Martin Luther King Jr. would have turned 90 this year. While his name and his contribution to the U.S. Civil Rights Movement are revered, some wonder if King’s legacy is in jeopardy amid a resurgence of racism, xenophobia, and hate crimes in the United States. Moreover, while the African-American church was the foundation for King’s activism and organizing, many progressives and anti-racists see faith as an obstacle to racial justice, pointing to the conduct of some white Evangelical Christians in recent years.

Harvard Divinity School (HDS) Visiting Scholar Cornell William Brooks pushes back both on the doubts about King’s legacy and reports of the decline in the importance of religious communities in social justice movements. The Harvard Kennedy School Professor of the Practice of Public Leadership and Social Justice, director of the William Monroe Trotter Collaborative for Social Justice, and former president of the National Association for the Advancement of Colored People — and an ordained minister in the African Methodist Episcopal Church — says that people of faith have a commitment and willingness to sacrifice that is critical for successful activists. And he says that the legacy of the Martin Luther King Jr. ought to be measured not in the persistence of racism, but in the combination of hope and realism that he brought to the struggle for the rights of marginalized people everywhere.

HDS: Polling data indicate that most Americans believe the president’s words and actions encourage white supremacy.  Recent research links racist and sexist attitudes with the way that many white voters cast their ballots in 2016. And earlier this month a prominent member of Congress wondered aloud to The New York Times, “White nationalist, white supremacist, Western civilization — how did that language become offensive?” Does this represent a resurgence of racism more than 50 years after some of the most important victories of the Civil Rights Movement? Would Dr. King be discouraged? How might he respond?

Cornell William Brooks: I don’t believe that he would be shocked and surprised that in 2019, we have a congressional representative clinging to the vestiges of white supremacy under the guise of western civilization. Dr. King understood profoundly the degree to which racism, xenophobia, bias, and bigotry are deeply entrenched in the American psyche. That said, he might be disappointed at the degree to which we have apologists for racism in our society.

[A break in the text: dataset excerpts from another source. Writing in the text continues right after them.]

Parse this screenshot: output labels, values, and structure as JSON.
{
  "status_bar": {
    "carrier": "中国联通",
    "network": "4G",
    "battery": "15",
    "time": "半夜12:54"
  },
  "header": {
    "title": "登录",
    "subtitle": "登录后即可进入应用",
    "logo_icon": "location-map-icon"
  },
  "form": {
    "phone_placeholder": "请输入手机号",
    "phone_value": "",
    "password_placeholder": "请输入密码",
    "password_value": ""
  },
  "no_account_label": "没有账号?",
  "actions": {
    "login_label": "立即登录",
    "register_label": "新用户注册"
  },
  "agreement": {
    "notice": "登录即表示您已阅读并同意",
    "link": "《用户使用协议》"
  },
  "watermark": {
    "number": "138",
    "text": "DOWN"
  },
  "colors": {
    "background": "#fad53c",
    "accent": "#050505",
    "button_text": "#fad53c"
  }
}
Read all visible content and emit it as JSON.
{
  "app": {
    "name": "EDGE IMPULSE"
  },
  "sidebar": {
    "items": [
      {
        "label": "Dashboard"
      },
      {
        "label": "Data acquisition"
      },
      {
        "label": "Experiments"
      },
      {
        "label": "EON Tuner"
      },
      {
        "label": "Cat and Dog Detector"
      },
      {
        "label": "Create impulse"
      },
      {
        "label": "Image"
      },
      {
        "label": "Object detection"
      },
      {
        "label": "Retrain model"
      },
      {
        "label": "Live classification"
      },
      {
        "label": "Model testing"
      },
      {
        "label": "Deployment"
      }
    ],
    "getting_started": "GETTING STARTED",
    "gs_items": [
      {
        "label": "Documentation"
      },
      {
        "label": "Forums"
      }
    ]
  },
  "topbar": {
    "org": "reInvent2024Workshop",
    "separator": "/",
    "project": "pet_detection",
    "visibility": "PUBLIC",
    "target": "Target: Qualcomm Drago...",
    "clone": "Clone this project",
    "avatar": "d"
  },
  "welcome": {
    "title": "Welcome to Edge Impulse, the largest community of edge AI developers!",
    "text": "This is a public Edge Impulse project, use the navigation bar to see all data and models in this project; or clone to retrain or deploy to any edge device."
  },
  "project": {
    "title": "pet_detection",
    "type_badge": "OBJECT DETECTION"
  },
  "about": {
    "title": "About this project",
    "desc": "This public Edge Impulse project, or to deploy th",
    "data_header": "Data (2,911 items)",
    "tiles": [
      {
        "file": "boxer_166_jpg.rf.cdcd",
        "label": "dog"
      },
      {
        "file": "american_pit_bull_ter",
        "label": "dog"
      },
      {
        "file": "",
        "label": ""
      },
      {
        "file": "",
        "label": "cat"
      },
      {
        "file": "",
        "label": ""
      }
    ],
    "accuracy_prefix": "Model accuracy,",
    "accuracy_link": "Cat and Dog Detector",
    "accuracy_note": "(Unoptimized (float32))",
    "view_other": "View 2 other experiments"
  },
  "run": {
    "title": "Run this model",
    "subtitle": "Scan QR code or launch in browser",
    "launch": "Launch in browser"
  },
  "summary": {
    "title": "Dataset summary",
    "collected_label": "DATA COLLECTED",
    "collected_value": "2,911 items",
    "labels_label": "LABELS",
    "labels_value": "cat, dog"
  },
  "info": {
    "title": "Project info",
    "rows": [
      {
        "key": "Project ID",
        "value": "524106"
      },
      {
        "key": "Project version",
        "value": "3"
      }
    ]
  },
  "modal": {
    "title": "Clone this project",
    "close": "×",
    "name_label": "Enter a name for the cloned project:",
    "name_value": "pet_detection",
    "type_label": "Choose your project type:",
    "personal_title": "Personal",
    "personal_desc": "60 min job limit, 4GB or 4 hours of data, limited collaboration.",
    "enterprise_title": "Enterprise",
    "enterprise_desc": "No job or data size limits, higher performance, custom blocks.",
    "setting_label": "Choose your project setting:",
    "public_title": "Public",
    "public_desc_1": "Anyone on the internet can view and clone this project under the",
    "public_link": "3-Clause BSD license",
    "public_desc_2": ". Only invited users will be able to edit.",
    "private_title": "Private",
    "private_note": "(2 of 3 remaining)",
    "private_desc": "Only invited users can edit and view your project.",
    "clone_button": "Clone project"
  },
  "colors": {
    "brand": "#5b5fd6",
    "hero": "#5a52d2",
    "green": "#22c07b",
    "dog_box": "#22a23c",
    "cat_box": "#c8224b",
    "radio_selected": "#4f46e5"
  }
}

In the mountaintop speech in Memphis just before his assassination, Dr. King noted the enduring moral agency of his people. The sermon was a hopeful proclamation of the life that he expected us to live in the future, that “we, as a people, will get to the promised land.” He reminded us that hope is not empirically demonstrated; it’s morally chosen. We choose to believe that which scripture, our tradition, our history as God’s people — says about us and what it says about our future. And in the same way that he hoped, we yet hope. I yet hope.